Conversations have been heavy on commitments to work collaboratively and to be transparent, and Lighthizer has been “terrific” in trying to accommodate Democrats’ requests, Blumenauer said.
“I’m hopeful that we would be able to shift to do a deeper dive on what it is that [Lighthizer] really is willing to do, that can be presented and we’ll have a chance to interact with,” Blumenauer said.
Congress won’t be able to consider USMCA until Democrats’ concerns are addressed, and the next three months is the “sweet spot” to see if the Trump administration and Congress can build some accord on what needs to be done, Blumenauer said.
In response to an American Shipper question, Blumenauer said it’s worth exploring whether improvements to USMCA’s state-to-state dispute settlement mechanism — cited as a key enforcement concern by Democrats — could be addressed in a side letter between member governments.
Mexican Ambassador to the U.S. Martha Barcena Coqui recently noted that the existing state-to-state mechanism — retained from NAFTA — has failed mainly because the U.S. opted not to submit its roster of arbitrators to serve on dispute panels.

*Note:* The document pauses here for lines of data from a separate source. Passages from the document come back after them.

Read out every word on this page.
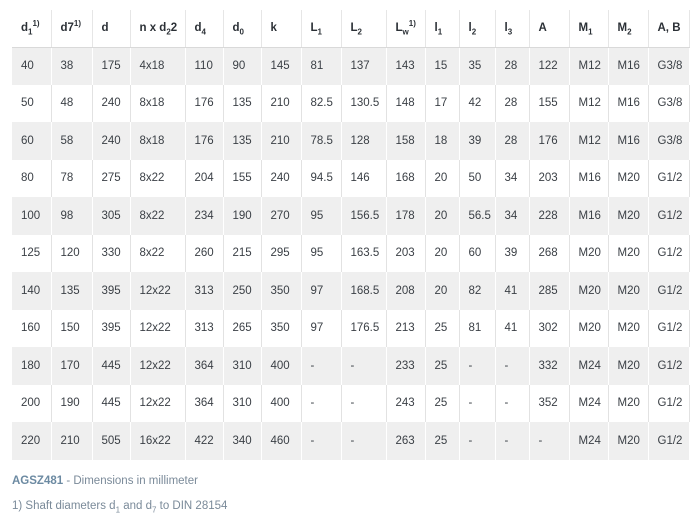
$d_1^{1)}$	d7$^{1)}$	d	n x $d_22$	$d_4$	$d_0$	k	$L_1$	$L_2$	$L_w^{1)}$	$l_1$	$l_2$	$l_3$	A	$M_1$	$M_2$	A, B
40	38	175	4x18	110	90	145	81	137	143	15	35	28	122	M12	M16	G3/8
50	48	240	8x18	176	135	210	82.5	130.5	148	17	42	28	155	M12	M16	G3/8
60	58	240	8x18	176	135	210	78.5	128	158	18	39	28	176	M12	M16	G3/8
80	78	275	8x22	204	155	240	94.5	146	168	20	50	34	203	M16	M20	G1/2
100	98	305	8x22	234	190	270	95	156.5	178	20	56.5	34	228	M16	M20	G1/2
125	120	330	8x22	260	215	295	95	163.5	203	20	60	39	268	M20	M20	G1/2
140	135	395	12x22	313	250	350	97	168.5	208	20	82	41	285	M20	M20	G1/2
160	150	395	12x22	313	265	350	97	176.5	213	25	81	41	302	M20	M20	G1/2
180	170	445	12x22	364	310	400	-	-	233	25	-	-	332	M24	M20	G1/2
200	190	445	12x22	364	310	400	-	-	243	25	-	-	352	M24	M20	G1/2
220	210	505	16x22	422	340	460	-	-	263	25	-	-	-	M24	M20	G1/2
AGSZ481 - Dimensions in millimeter
1) Shaft diameters $d_1$ and $d_7$ to DIN 28154
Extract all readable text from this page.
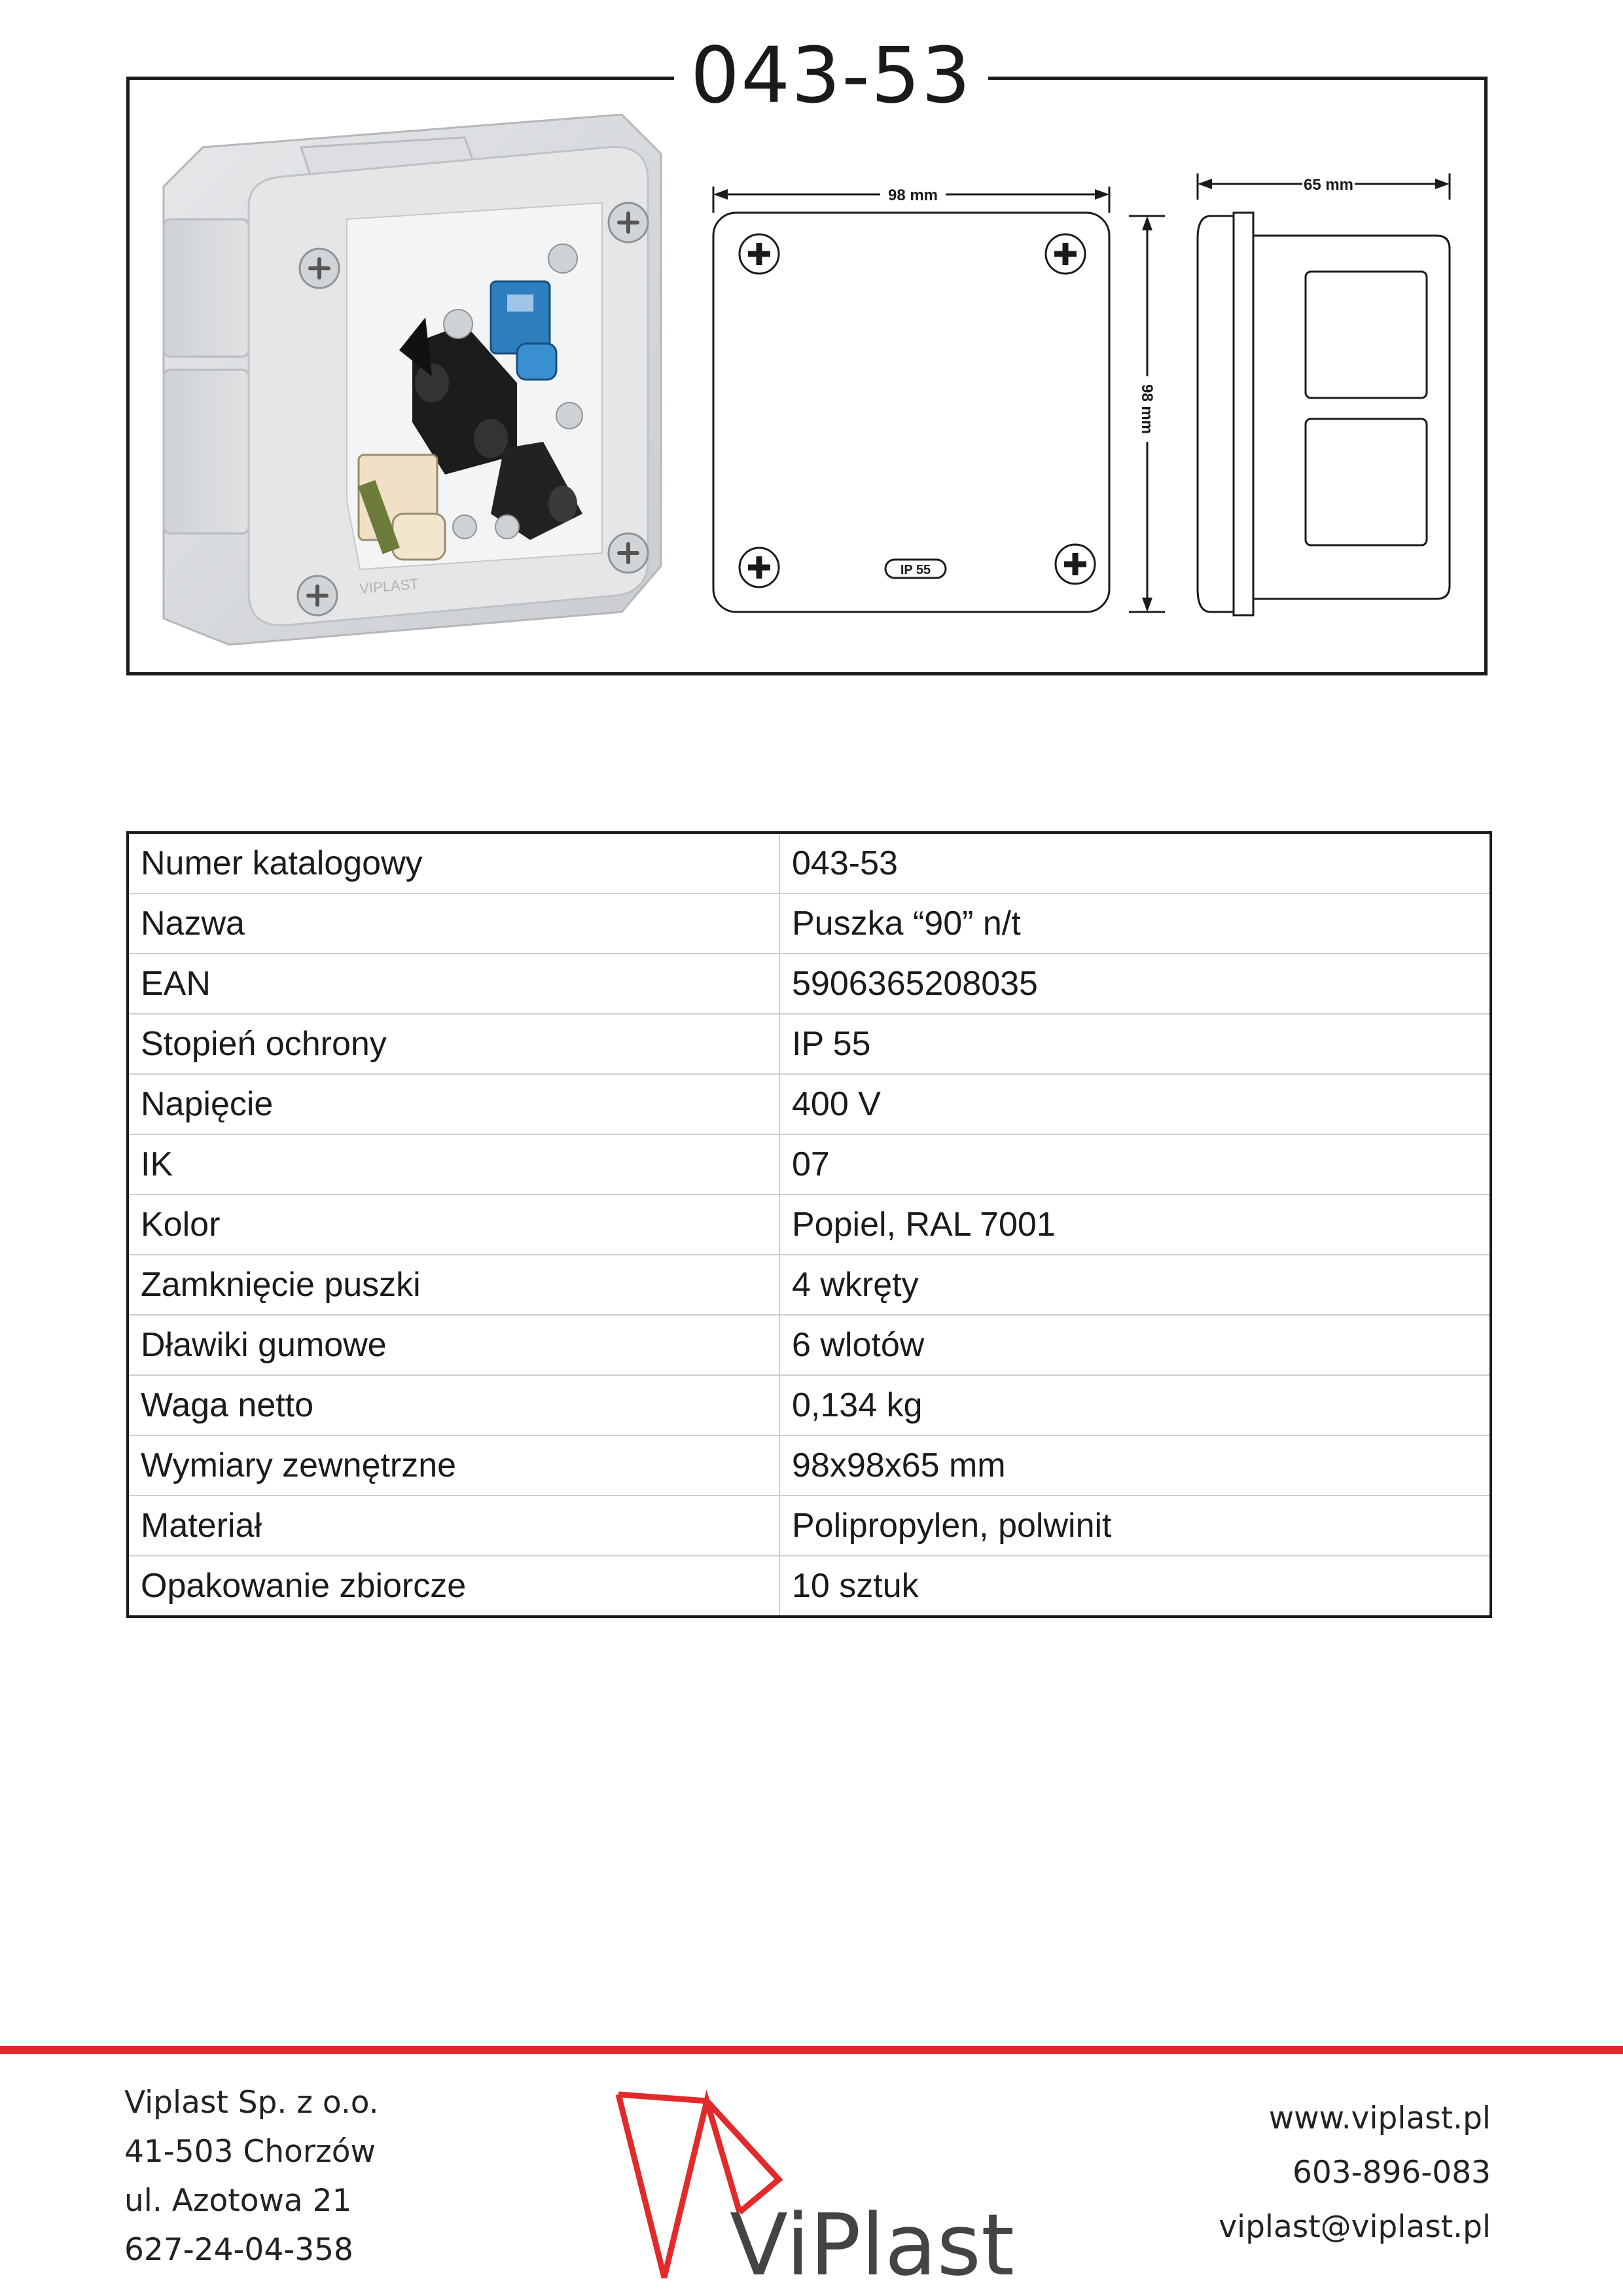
043-53
VIPLAST
98 mm
98 mm
IP 55
65 mm
Numer katalogowy	043-53
Nazwa	Puszka “90” n/t
EAN	5906365208035
Stopień ochrony	IP 55
Napięcie	400 V
IK	07
Kolor	Popiel, RAL 7001
Zamknięcie puszki	4 wkręty
Dławiki gumowe	6 wlotów
Waga netto	0,134 kg
Wymiary zewnętrzne	98x98x65 mm
Materiał	Polipropylen, polwinit
Opakowanie zbiorcze	10 sztuk
Viplast Sp. z o.o.
41-503 Chorzów
ul. Azotowa 21
627-24-04-358	ViPlast
www.viplast.pl
603-896-083
viplast@viplast.pl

In 2000, Mexico initiated a proceeding under NAFTA’s state-to-state dispute settlement provisions against the United States’ supply management program for domestic sugar, but the U.S. essentially blocked establishment of a panel, as the United States’ roster of potential arbitration panelists had already expired by that time, and the U.S. refused to appoint new members.
Bluemenauer doesn’t view the issue as “intractable” and said he believes there could be a path forward to address it.